Exceptions to defamation
There is a long list of exceptions to the offence of defamation (e.g., it is not defamation to state something that is true and for the public good, or to express an opinion in good faith regarding a public servant's conduct).
"Public good" and "good faith" are questions of fact, to be determined by evidence and not conjecture (Harbhajan Singh v. State of Punjab, AIR 1961 Punj 215). Defences on either count must be decided by considering a range of questions, such as, whether the accused made the imputation with malice, or whether the accused made any enquiries before making the imputation, or whether due care and circumspection were exercised before publishing, or if the accused was satisfied that the imputation was true.
So what can publishing companies do to ensure that they fall within the exception to defamation? Most critically, they must ensure that due care is taken to verify facts and sources. The Supreme Court of India (R. Rajagopal v. State of Tamil Nadu (AIR 1995 SC 264)) held that any publication containing aspects of an individual's private life becomes unobjectionable if such publication is based upon public records, including court records. In the absence of supporting public records, a reasonable verification of facts must be undertaken before publication.
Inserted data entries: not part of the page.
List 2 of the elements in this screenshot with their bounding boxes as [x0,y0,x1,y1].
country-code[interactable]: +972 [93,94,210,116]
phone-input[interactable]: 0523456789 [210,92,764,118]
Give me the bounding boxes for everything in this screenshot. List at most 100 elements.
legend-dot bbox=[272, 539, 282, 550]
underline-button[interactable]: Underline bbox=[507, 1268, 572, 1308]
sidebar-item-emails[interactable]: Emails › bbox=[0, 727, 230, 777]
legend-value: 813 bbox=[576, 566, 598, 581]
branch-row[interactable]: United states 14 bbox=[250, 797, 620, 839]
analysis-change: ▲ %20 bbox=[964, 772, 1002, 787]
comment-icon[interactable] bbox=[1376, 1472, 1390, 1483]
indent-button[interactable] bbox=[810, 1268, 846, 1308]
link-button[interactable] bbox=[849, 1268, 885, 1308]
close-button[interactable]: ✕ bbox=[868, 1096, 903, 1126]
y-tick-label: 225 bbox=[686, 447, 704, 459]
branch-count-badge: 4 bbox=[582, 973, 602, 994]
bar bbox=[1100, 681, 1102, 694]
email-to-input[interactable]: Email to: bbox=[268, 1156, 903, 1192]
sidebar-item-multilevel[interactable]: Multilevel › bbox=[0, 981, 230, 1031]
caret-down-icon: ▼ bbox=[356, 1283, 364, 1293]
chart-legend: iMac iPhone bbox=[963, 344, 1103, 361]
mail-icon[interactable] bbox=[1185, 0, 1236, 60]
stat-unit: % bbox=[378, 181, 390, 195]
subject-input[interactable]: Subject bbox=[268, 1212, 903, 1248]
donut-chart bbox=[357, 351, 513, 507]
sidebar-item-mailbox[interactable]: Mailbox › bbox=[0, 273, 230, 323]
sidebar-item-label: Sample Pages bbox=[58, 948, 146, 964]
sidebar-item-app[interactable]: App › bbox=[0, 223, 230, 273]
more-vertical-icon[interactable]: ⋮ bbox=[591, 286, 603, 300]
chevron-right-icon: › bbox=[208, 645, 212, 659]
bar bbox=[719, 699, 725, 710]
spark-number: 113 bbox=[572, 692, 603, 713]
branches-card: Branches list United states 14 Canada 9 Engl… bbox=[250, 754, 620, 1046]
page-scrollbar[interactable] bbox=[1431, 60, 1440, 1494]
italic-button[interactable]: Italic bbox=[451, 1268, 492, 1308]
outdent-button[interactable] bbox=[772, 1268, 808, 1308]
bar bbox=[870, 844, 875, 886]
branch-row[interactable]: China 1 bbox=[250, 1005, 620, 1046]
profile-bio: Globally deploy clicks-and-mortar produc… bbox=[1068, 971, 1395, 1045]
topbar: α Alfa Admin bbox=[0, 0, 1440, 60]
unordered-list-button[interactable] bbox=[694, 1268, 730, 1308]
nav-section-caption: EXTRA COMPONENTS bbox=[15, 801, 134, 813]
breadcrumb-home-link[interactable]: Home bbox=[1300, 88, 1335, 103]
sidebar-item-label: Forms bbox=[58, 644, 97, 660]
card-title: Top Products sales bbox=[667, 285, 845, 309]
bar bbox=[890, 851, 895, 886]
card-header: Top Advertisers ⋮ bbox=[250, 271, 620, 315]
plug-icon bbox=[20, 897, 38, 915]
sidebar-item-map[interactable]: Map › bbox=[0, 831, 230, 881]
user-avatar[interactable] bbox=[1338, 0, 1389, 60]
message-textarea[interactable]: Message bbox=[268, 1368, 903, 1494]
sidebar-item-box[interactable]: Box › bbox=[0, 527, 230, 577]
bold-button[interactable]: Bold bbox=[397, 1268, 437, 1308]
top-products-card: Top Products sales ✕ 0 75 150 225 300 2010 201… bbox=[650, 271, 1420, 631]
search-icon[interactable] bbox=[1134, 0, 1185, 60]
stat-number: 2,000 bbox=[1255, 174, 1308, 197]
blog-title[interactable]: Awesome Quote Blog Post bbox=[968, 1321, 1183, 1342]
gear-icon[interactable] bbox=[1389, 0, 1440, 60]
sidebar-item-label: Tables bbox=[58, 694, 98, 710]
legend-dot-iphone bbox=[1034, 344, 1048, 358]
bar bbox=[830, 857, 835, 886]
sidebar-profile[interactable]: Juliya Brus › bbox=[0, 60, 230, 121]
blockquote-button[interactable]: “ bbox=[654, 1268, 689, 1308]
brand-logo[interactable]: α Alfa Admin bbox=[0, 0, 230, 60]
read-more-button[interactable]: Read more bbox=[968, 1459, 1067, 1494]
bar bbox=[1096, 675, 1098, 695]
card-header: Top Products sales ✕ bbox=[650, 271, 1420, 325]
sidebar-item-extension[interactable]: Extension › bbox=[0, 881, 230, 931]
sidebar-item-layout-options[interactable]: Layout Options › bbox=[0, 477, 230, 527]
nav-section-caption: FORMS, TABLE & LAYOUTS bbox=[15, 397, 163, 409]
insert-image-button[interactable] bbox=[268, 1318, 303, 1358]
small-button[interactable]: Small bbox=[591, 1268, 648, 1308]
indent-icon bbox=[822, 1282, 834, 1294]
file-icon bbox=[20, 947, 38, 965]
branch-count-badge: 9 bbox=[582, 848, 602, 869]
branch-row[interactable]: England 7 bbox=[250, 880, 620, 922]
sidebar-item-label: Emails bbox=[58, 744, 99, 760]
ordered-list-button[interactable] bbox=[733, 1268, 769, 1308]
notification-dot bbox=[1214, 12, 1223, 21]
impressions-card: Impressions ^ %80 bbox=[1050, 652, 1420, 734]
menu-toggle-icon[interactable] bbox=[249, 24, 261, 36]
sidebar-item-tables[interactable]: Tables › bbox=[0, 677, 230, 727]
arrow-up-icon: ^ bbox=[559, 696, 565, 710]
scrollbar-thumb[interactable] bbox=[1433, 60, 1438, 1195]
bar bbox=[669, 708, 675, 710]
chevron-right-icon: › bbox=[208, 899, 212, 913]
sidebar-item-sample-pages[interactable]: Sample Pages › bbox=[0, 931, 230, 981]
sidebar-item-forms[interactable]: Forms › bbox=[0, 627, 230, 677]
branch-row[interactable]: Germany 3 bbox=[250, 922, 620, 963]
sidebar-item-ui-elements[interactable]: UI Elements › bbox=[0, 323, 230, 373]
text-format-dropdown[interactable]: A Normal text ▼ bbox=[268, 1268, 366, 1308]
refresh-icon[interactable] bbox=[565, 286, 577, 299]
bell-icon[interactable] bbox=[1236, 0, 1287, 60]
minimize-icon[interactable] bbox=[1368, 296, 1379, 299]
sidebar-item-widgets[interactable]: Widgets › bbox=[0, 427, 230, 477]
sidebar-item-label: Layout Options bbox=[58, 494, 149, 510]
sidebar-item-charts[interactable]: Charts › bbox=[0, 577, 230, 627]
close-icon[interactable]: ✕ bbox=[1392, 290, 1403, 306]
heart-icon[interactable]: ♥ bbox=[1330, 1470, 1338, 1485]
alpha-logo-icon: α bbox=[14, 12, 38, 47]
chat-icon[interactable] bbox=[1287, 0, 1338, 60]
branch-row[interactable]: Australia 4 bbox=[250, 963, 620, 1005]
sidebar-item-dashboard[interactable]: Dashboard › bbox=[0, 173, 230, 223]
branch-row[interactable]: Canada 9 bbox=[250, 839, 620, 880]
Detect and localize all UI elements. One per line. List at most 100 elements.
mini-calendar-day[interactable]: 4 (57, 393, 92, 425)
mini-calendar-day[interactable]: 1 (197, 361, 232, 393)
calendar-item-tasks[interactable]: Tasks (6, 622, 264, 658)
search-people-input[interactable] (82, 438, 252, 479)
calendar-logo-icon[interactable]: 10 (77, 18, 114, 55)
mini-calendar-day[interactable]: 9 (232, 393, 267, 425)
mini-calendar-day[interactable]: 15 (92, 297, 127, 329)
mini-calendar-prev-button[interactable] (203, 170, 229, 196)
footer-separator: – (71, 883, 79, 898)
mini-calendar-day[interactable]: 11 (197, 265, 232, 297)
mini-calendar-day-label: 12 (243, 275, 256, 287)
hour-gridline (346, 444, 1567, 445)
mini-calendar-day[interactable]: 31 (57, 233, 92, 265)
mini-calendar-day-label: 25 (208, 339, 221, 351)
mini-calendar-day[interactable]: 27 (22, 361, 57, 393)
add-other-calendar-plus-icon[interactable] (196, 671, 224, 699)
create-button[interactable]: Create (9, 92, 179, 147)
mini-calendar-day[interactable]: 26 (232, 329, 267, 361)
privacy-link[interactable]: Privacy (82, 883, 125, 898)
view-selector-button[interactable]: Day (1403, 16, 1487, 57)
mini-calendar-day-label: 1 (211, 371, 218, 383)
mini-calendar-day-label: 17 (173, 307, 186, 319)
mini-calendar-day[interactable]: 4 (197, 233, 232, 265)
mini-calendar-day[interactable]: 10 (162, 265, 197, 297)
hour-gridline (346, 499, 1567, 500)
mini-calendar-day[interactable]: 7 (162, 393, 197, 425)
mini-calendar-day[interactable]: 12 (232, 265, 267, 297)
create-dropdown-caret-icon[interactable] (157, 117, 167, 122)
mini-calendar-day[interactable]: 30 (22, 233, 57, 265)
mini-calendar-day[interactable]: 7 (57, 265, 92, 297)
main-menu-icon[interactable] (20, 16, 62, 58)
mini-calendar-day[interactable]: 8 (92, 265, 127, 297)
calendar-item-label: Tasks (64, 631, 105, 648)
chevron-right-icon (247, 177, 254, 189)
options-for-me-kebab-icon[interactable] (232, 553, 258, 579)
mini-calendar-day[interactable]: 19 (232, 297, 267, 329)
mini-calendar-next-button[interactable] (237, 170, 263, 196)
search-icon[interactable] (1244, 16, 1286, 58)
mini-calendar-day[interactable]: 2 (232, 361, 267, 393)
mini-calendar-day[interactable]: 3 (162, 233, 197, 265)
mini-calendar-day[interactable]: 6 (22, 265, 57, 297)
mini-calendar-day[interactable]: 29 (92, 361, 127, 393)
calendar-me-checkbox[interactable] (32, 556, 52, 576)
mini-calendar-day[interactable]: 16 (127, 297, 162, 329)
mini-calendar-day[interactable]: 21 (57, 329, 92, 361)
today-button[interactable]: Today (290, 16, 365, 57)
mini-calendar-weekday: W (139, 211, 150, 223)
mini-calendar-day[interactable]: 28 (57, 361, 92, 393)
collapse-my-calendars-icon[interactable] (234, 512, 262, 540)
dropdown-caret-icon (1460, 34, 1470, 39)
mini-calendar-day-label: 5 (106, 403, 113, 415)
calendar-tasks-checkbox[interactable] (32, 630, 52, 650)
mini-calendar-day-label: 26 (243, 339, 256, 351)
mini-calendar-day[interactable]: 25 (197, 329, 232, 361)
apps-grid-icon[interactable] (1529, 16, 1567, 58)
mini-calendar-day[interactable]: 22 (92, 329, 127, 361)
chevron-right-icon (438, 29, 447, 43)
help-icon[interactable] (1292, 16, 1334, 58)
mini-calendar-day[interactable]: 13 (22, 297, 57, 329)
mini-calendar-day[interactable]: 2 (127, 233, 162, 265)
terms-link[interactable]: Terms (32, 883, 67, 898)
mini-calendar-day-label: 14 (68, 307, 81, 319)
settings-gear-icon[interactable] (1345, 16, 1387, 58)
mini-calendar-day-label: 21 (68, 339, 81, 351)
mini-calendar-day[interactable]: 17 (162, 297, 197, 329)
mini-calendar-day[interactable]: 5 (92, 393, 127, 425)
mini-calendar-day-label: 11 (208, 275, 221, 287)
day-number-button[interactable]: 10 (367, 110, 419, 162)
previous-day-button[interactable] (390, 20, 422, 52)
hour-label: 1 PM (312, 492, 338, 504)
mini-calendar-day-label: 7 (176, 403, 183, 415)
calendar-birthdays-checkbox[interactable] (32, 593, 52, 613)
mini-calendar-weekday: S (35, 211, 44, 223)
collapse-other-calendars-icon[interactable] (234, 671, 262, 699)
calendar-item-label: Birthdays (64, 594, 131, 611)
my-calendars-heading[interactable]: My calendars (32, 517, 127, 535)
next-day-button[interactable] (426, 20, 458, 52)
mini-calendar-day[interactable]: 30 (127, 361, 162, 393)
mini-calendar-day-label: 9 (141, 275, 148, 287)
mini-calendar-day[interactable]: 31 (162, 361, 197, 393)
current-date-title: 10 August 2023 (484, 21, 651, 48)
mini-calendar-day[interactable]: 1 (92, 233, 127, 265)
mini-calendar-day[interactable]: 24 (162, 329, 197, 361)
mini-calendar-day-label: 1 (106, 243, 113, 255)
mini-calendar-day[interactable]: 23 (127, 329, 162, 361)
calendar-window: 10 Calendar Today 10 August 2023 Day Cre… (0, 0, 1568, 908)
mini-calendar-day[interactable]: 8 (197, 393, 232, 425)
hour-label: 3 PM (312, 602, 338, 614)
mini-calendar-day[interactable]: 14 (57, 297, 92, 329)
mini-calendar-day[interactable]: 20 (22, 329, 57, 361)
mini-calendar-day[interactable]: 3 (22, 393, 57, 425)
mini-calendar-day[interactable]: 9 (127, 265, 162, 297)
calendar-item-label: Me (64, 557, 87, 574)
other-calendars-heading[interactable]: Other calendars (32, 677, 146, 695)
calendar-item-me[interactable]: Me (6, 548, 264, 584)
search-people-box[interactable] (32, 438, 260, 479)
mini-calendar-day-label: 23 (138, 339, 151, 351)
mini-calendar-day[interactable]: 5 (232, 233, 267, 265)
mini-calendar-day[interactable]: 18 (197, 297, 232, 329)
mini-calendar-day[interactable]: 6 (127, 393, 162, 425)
The issue of territorial jurisdiction when it comes to filing defamation suits is also interesting. The 28 cases filed by the Reliance Group are defamation suits filed in Ahmedabad courts.
The import of P. Lankesh v. H. Shivappa (Crimes (4) 1995 Knt. 506) is that a defamation case can be filed in any court in whose jurisdiction the defamatory publication is sold. Effectively, for an online publication, or a commonly-available book, any court in the country can try a defamation case.
Gujarat is especially popular because of lenient procedural state laws, which limit the court fees for filing a suit at Rs 75,000, regardless of the value of the claim. In other states, court fees tend to be linked to the suit's valuation itself. Therefore, strategically, Gujarat courts are particularly convenient for suits that make claims for large sums of damages.
An "unreasonable restriction" to freedom of speech?
Despite a host of protections and exceptions in place, defamation suits tend to be used for strategic purposes, to muzzle critics and naysayers into silence. Courts are very careful in weighing the merits of defamation suits, and many cases do not conclude in favour of the aggrieved persons. However, arguably, the long intervening period between the filing of the suit and the issuance of the final decision – and any temporary restrictions on authors and publishers – serves as a form of censorship.
As a result, defamation – and criminal defamation especially, which can lead to imprisonment for up to two years and a fine – has met with much criticism and opposition. Dozens of suits have been filed arguing that defamation law unfairly imposes "unreasonable" restrictions on free speech.
Most recently, in Subramaniam Swamy v. Union of India (W.P. (Crl) 184 of 2014), the petitioner argued that any attempt to fetter or bind the expression of public opinion, perception and criticism, by launching criminal prosecution, would affect the health of the democracy. The Supreme Court, however, upheld the constitutional validity of criminal defamation, stating that the right to free speech cannot mean that one citizen can defame the other.
Defamation is a knotty issue, and remains a polarising subject, used and abused by some, and deeply affecting professions and trades of others. Although judicial precedent has tried to sort some questions out, there are fundamental constitutional questions around the criminal offence and civil tort of defamation that are as yet unresolved.